Крестьяне похоронили двенадцать несчастных собратьев, которых зарубили головорезы каида Катании, в основном, мужчин, стоявших в тот день на дозоре, и в приступе всеобщей горячки во всем рабаде стали второпях собирать пожитки. К стенам Каср-Йанны потянулась длинная вереница мужчин, женщин и детей, они волокли за собой скот и телеги, у кого-то в телегу был впряжен мул, а кто-то впрягся сам, шли туда, где уповали на защиту, которой в рабаде не получили. Въехав в город, люди начинали искать местечко, где бы пристроиться: у кого-то в городе была родня, и они пошли к ним просить приютить; те, у кого родни не было, останавливались около жилищ и мастерили временный кров. В гуще беженцев пришел и Алфей, он тоже решил бросить мотыгу да укрыться в Каср-Йанне.
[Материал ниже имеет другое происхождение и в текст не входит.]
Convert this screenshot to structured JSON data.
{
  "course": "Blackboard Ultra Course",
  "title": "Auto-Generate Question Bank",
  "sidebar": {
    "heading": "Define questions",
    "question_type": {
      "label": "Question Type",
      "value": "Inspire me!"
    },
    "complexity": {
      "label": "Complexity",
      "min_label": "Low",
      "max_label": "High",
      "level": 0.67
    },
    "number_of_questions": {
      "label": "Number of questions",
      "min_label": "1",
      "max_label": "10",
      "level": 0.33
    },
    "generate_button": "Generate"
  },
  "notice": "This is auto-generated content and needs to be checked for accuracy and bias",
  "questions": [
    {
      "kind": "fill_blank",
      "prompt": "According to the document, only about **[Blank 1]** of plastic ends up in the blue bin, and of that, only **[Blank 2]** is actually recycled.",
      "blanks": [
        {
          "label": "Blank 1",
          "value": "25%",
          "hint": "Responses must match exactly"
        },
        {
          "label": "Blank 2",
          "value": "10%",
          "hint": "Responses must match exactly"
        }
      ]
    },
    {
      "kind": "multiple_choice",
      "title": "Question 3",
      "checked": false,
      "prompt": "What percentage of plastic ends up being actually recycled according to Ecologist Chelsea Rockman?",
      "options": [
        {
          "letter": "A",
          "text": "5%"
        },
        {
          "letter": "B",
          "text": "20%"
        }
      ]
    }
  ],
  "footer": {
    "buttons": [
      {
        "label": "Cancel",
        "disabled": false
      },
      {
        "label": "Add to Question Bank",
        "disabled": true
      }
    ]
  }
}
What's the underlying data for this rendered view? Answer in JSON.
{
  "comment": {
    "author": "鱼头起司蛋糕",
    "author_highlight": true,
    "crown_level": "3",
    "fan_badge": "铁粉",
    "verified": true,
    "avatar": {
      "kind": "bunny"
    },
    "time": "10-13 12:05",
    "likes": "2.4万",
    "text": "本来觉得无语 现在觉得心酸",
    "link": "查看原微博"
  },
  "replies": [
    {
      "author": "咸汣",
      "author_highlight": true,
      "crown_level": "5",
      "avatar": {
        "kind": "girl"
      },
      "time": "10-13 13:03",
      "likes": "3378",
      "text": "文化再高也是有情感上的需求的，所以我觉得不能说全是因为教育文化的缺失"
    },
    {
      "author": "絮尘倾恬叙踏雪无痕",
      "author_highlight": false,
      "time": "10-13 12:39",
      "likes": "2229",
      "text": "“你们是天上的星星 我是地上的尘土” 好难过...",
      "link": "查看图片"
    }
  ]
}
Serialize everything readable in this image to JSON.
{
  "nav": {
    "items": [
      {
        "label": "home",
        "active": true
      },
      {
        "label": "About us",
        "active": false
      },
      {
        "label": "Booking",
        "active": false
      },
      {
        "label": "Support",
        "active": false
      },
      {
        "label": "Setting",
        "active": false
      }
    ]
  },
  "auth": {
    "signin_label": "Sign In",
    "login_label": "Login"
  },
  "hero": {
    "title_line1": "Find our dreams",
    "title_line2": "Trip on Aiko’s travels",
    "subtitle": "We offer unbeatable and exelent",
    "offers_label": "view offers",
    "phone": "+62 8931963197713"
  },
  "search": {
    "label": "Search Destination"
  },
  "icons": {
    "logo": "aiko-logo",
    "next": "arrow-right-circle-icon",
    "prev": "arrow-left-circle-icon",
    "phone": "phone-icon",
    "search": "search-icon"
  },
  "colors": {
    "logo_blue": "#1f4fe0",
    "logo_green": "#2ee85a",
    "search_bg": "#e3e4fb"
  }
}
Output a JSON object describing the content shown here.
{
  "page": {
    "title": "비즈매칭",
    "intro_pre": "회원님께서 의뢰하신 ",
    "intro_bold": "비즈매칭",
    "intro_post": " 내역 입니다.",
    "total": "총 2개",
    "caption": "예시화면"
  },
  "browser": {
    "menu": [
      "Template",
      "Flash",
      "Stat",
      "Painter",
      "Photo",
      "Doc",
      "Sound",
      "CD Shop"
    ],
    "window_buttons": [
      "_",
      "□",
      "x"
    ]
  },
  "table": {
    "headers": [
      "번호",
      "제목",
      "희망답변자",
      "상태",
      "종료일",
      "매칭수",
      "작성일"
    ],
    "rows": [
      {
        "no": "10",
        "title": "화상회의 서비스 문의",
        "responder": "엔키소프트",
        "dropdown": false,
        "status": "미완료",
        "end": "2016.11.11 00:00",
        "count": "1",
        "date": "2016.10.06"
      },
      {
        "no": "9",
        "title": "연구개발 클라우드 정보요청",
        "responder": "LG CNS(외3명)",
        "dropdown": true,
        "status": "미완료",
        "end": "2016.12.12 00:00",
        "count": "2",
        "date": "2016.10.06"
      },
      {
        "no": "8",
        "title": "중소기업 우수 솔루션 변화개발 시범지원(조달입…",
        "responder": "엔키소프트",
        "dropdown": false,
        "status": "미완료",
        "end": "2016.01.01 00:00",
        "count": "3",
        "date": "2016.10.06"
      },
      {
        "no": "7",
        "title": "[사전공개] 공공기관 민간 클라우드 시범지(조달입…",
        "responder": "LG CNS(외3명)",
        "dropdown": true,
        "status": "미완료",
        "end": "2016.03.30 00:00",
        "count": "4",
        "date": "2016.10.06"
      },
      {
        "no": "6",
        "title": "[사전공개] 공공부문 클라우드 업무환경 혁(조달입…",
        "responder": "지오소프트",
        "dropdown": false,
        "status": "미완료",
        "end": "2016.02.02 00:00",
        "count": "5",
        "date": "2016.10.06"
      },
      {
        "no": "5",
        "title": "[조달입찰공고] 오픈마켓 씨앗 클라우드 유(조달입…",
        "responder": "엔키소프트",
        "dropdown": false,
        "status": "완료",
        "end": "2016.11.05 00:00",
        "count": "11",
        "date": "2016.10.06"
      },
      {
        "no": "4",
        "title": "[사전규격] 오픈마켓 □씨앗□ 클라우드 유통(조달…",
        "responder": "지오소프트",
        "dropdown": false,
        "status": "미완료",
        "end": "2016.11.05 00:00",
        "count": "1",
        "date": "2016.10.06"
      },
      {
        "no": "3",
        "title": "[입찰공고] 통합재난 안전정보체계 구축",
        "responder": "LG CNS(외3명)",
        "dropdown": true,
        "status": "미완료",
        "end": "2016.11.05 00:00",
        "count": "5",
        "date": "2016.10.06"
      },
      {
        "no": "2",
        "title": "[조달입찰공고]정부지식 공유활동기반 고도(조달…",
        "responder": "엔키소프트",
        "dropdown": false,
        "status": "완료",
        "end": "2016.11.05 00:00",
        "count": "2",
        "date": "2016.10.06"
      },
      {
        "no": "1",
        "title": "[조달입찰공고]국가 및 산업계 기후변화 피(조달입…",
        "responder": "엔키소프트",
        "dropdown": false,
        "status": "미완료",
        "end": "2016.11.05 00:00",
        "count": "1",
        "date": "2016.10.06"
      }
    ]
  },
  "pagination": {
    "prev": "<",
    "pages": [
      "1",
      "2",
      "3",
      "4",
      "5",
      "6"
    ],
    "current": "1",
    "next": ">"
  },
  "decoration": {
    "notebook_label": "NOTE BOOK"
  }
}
Коррадо еще не совсем оправиться, он был слаб, и его все еще мучили приступы лихорадки. Аполлония уговорила его отложить пока мысли отомстить, сейчас перво-наперво надо было сделать все необходимое, чтобы как-то обустроиться на новом месте. Алфей с сыновьями, как искусные бедуины, ставили палатки около полей, которые возделывались в Каср-Йанне, как раз напротив одного из знаменитых садов славного города. Сюда-то и нагрянул к Коррадо незваный гость.

Явился Умар, вид у него был спесивый и наглый, подошел к палатке христиан рабада, ввалился, не удосужившись спросить разрешения, да так, что угол палатки повалился.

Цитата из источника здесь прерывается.